In the now ... A look at how recent events have impacted certain players' Fantasy value
Felix Doubront, SP, Red Sox: Doubront, who posted a 3.65 ERA, 1.28 WHIP and 7.8 strikeouts per nine innings over a mostly unimpressive minor-league career, was enough of a surprise in Fantasy just by averaging a strikeout per inning in his first eight starts. But the assumption was his time as a relevant option would end soon. Even if he maintained the strikeouts, his walk rate and inability to pitch beyond six innings would render him just a low-end matchups type. But lo and behold, with increased opportunity, he has managed to overcome those flaws, issuing just seven walks in his last five starts, including a seven-inning outing. Nobody questions his stuff. At 92.3 miles per hour, his average fastball velocity is the eighth-highest among qualifying left-handers, according to FanGraphs.com. If he's already figured out how to harness it at this stage of his career, he might be more reliable than anybody thought. You're in good shape with him as your fifth or sixth starter in mixed leagues.
Michael Young, 1B/2B/3B, Rangers: Even with half as many home runs as usual, Young still managed to rank among the top eight players at both first base and third base in 2011. So how did he do it? He hit a career-high .338, of course. But therein lies the problem. He set a career high at age 34, which is impressive enough in its own right. Duplicating it would be borderline miraculous, as we're seeing now. With his .236 (35 for 148) batting average over his last 36 games, Young now ranks 23rd at first base and 19th at third base in standard Head-to-Head leagues. Most players' slumps are far worse than a .236 batting average, which is part of why this hole seems so insurmountable for Young. Like most 35-year-olds, his numbers are trending downward, and because his power numbers were fringy to begin with, what's left might not be enough to sustain him. For now, his second base eligibility saves him in mixed leagues.
Gregor Blanco, OF, Giants: Blanco is coming off a 21-point week in standard Head-to-Head leagues, ranking him 25th among outfielders. The most amazing part? He hit .200 during that stretch. Therein lies the magic of the player who has scored the 13th-most points among outfielders since taking over as the Giants regular right fielder on May 12. His ability to take a walk -- one that sustained him throughout his minor-league career -- combined with his ability to swipe bases keeps him productive even when the batting average is lacking and the power leaves something to be desired. At age 28, he may not seem like a high-upside player -- and technically, he's not -- but he does enough things well that he could be a surprising contributor in mixed leagues going forward. If you remember the impact Andres Torres made when he emerged out of nowhere in 2010, you'll recognize why Blanco might just be worth a waiver claim now.

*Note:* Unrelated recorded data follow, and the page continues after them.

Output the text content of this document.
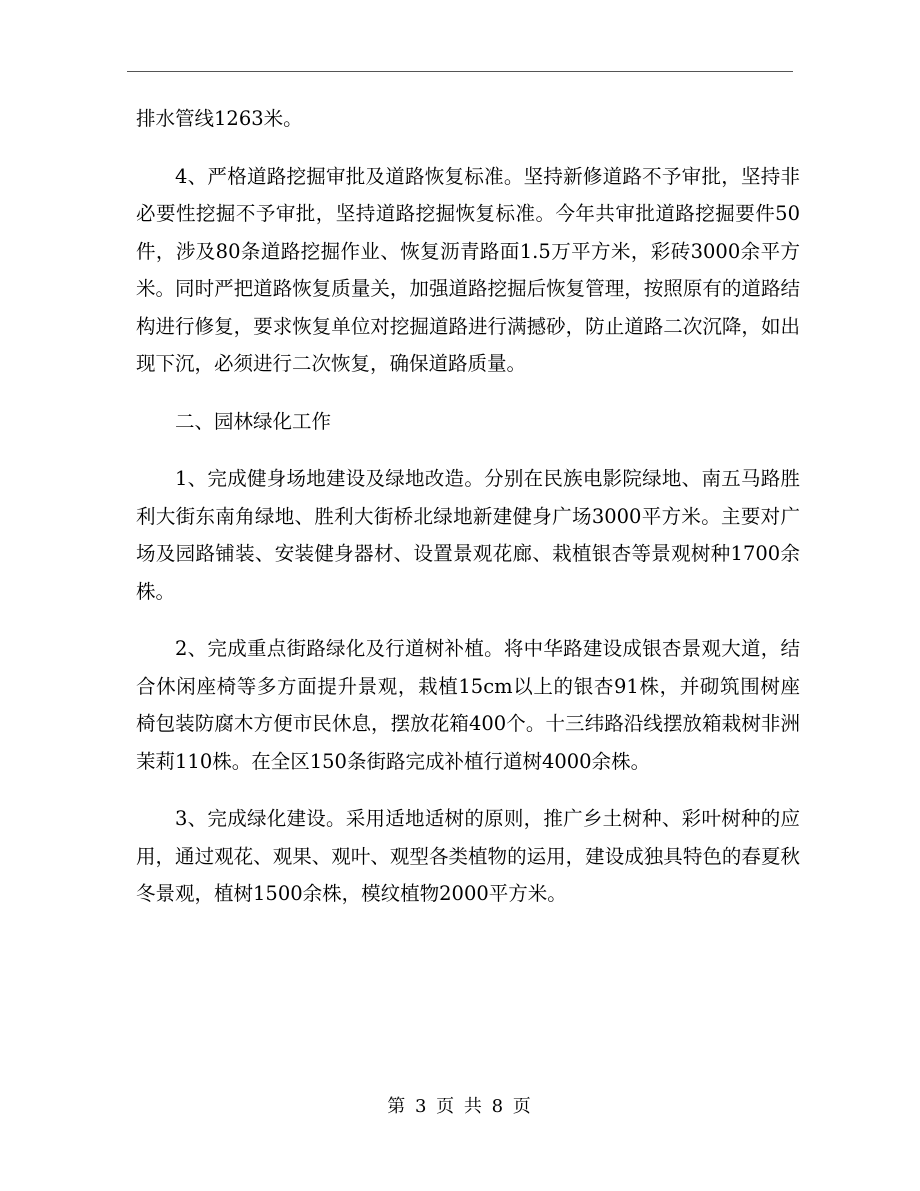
排水管线1263米。

4、严格道路挖掘审批及道路恢复标准。坚持新修道路不予审批，坚持非必要性挖掘不予审批，坚持道路挖掘恢复标准。今年共审批道路挖掘要件50件，涉及80条道路挖掘作业、恢复沥青路面1.5万平方米，彩砖3000余平方米。同时严把道路恢复质量关，加强道路挖掘后恢复管理，按照原有的道路结构进行修复，要求恢复单位对挖掘道路进行满撼砂，防止道路二次沉降，如出现下沉，必须进行二次恢复，确保道路质量。

二、园林绿化工作

1、完成健身场地建设及绿地改造。分别在民族电影院绿地、南五马路胜利大街东南角绿地、胜利大街桥北绿地新建健身广场3000平方米。主要对广场及园路铺装、安装健身器材、设置景观花廊、栽植银杏等景观树种1700余株。

2、完成重点街路绿化及行道树补植。将中华路建设成银杏景观大道，结合休闲座椅等多方面提升景观，栽植15cm以上的银杏91株，并砌筑围树座椅包装防腐木方便市民休息，摆放花箱400个。十三纬路沿线摆放箱栽树非洲茉莉110株。在全区150条街路完成补植行道树4000余株。

3、完成绿化建设。采用适地适树的原则，推广乡土树种、彩叶树种的应用，通过观花、观果、观叶、观型各类植物的运用，建设成独具特色的春夏秋冬景观，植树1500余株，模纹植物2000平方米。

第 3 页 共 8 页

Bryan LaHair, 1B/OF, Cubs: LaHair's .297 batting average is great. So is his .940 OPS. So why has his Fantasy production gone down the toilet? Why does he rank 56th among first basemen and 115th among outfielders since May 22? The Cubs have sat him for 11 of their last 24 games -- against every single lefty during that stretch. It's frustrating because it's so unnecessary. Outside of maybe Starlin Castro, LaHair is the Cubs' only real offensive threat. But because he's batting .107 against lefties, they'd rather waste their time with retreads like Reed Johnson than develop someone with real promise. If you thought you had the steal of the season when you plucked LaHair off the waiver wire in mid-April, sorry. He'll be more of a headache than he's worth in shallower mixed leagues. Unless you have a deep lineup or a large enough bench that you can afford to play matchups with him, he's droppable at this point.
Homer Bailey, SP, Reds: Bailey is 4-1 with a 3.35 ERA and 1.12 WHIP over his last seven starts, six of which have been quality starts. His Head-to-Head ranking during that stretch is 11, and of the 10 pitchers ahead of him, one (R.A. Dickey) has two complete games, one (Chris Sale) has a 15-strikeout performance and one (Matt Cain) has a perfect game. And yet Bailey is owned in only 56 percent of leagues, fewer than Roy Oswalt, Ricky Nolasco and Scott Diamond. Yes, Bailey has allowed six earned runs in two of his non-quality starts, but that's the nature of curveball pitchers. When it's not dropping like it should, it gets hammered (see Gavin Floyd). Judging by that ranking, though, the good clearly makes up for the bad. As highly regarded as Bailey was coming up through the minors, we shouldn't be so quick to dismiss him during what could be a breakout season. If he's still unowned in your league, consider it a gift this time of year.
Down the line ... A brief update on some of the minor-leaguers who have caught the attention of Fantasy owners
Leonys Martin, OF, Rangers: Josh Hamilton's recent illness has afforded Leonys Martin an opportunity in the majors, but it won't last long. Of course, that's probably best for his long-term value. He had been off the minor-league DL for only a week before getting the call, having missed five weeks with a thumb injury. The major-league level probably isn't the best place for him to shake off the rust. Granted, he seems to have minor-league pitching figured out, batting .344 in 128 at-bats at Triple-A Round Rock, but considering he profiles as a leadoff type in the majors, his base-stealing needs some work. He's only 7 for 14 in the minors. That said, the 24-year-old is still worth stashing in AL-only leagues for when the Rangers inevitably need him as a long-term fix.
Danny Hultzen, SP, Mariners: As far as pitchers go, most of the prospect hype this year has centered on Trevor Bauer and Dylan Bundy. But Hultzen's numbers compare favorably to both. In 13 starts at Double-A Jackson, he has a 1.19 ERA and 0.93 WHIP, averaging 9.4 strikeouts per nine innings. After Felix Hernandez and Jason Vargas, the Mariners rotation is anything but settled, as evidenced by their recent demotion of Blake Beavan. For now, the Mariners will bide their time with Erasmo Ramirez, but when he, Kevin Millwood or Hector Noesi bites the bullet, Hultzen is probably next in line. At age 22, he doesn't have that much more to learn in the minors.
Tony Cingrani, SP, Reds: Cingrani, who was a third-round pick in the 2011 draft, wasn't a big-name prospect coming into the season. He flunked out of the starting rotation in college and only found success after smoothing out his delivery in the bullpen. Back as a starter this year, he's taken the minors by storm. He actually led the heavy-hitting California League with a 1.11 ERA -- nearly a full run lower than the next qualifying pitcher -- before getting the call to Double-A Pensacola, where he has continued to dominate with a 2.55 ERA in three starts. With a 91-to-17 strikeout-to-walk ratio in 74 1/3 innings, the tall left-hander could be another Chris Sale in the making. He's still under the radar as far as prospects go, but long-term keeper owners should take note.